Hochparterre Wandern

Die Lawinenverbauungen von St. Antönien im herbstlichen Nebel Fotos: Ivo Bösch

Ebenhöch und Endloswerk

Samstag, 5. Oktober 2019: in Begleitung von Ortskundigen und Experten zu den Verbauungen von St. Antönien.

St. Antönien lebt mit den Lawinen. Auch im letzten Winter waren Strassen in diesem Ort im Bündnerischen Prättigau tageweise gesperrt. Die Unesco hat eben erst den Umgang mit der Lawinengefahr zum immateriellen Kulturerbe erklärt.
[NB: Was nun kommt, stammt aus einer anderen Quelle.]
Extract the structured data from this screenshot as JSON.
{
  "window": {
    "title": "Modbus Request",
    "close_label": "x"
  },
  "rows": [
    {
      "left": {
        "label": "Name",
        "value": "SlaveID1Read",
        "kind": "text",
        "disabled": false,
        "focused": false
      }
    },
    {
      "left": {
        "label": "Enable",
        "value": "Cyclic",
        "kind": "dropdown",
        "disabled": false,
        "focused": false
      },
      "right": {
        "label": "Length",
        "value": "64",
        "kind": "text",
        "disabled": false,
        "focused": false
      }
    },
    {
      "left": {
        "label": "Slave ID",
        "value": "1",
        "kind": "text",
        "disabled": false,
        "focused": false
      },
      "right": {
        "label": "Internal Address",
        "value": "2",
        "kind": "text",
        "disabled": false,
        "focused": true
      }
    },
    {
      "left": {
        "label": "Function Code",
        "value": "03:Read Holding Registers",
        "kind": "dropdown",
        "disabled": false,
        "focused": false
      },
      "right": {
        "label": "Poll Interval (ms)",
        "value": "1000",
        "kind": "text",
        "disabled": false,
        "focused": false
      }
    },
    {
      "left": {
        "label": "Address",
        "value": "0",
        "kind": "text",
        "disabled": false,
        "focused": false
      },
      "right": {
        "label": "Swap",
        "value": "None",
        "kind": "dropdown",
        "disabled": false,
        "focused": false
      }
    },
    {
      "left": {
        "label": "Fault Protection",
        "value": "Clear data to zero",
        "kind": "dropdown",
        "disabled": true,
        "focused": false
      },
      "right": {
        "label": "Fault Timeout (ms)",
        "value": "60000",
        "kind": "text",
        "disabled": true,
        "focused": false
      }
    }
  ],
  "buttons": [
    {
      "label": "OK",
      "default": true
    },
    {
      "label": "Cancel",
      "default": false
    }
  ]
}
Die St. Antönier leben seit Jahrhunderten mit den Gefahren. Doch am 20. Januar 1951 verschüttete eine Lawine zehn Menschen. Zwar wurden neun davon gerettet, aber die Lawine zerstörte 42 Häuser. Der Lawinenwinter 1951 hinterliess in allen Bergtälern Spuren, löste aber in der Folge einen «Boom» der Lawinenverbauungen aus. Bund und Kantone stellten Geld zur Verfügung. In St. Antönien gab es schon seit den 1930er-Jahren Ideen für Verbauungen, aber erst nach der letzten grossen Katastrophe konnten endlich die Anrissgebiete am Tschatschuggen und Chüenihorn mit Verbauungen gesichert werden. Mit den Jahren entstand die grösste zusammenhängende Schutzverbauung der Schweiz. Bis heute wird jedes Jahr daran gearbeitet – ein Endloswerk. Unsere Tageswanderung führt in dieses Gebiet.

Im Winter schützen die Verbauungen am Tschatschuggen vor anreissenden Lawinen.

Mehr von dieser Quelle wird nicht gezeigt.